Just because your furniture is outdated doesn’t mean it’s ready for the landfill. This is especially true with family heirlooms, which are often well-built.
Susan McCabe and her husband, Dennis, have made a fruitful retirement living from helping people refresh furniture that was outdated. Their company, Refreshed Furnishings & Makers’ Market in Cary, sells all types of refurbished furniture and supplies to do it yourself.
“I think more people are finding out that refurbishing it is cost-effective,” says McCabe. “And you’re getting a much more unique product.”
There are many ways to refurbish a piece of furniture, but most jobs start with new hardware or a new finish.

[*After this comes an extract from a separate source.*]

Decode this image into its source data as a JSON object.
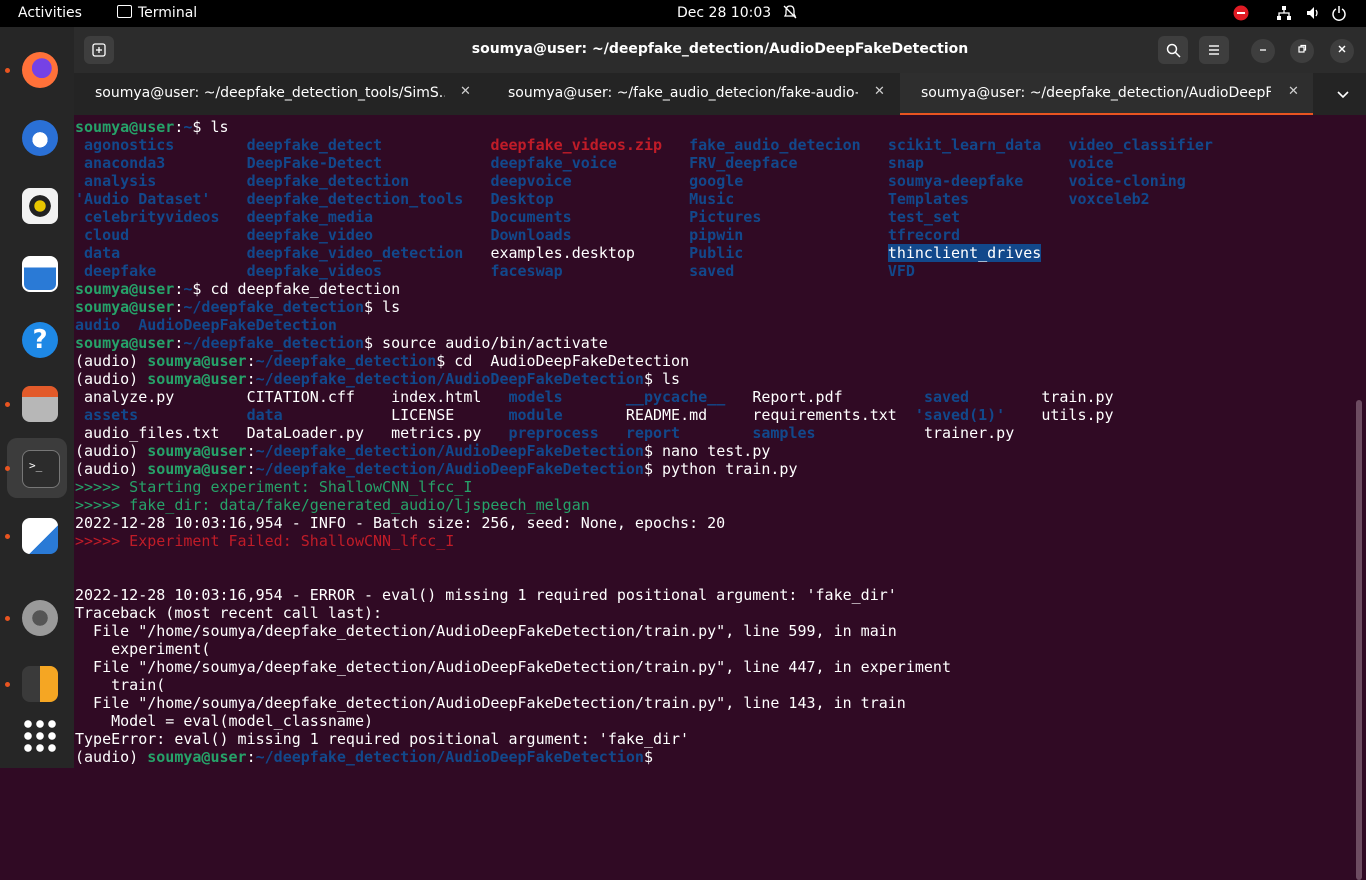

McCabe sells chalk-like paints from Hannah Bella and American Paint Co.
“With our finishes, you can change the color and the look,” says McCabe. “It can be a plain clear polyurethane finish or glazes, metallics, paint washes or wax.”
A fresh finish isn’t the only way to preserve old furniture. Plenty of people choose to repurpose it.
McCabe and her team have taken dry sinks and turned them into changing tables; created benches out of headboards; and refashioned armoires into coffee stations or bars that stand more than 6 feet tall and have chicken wire doors.
“Some people don’t want cookie-cutter cabinets. They want to use more character pieces, like a dresser in their bathroom,” McCabe says. “They come in with an idea and a vision – ‘I want my bathroom to look like this’ – and they often have a piece they want to use. And we help them accomplish that goal.”
That’s the thing about well-built furniture, like the stuff grandma bought: It’s built to endure, no matter how you use it. And it’s built to be renewed.
“Just because it was a dresser doesn’t mean it has to stay a dresser,” McCabe says. “If there’s a use for it, it’s much better to place it in somebody’s home than a landfill.”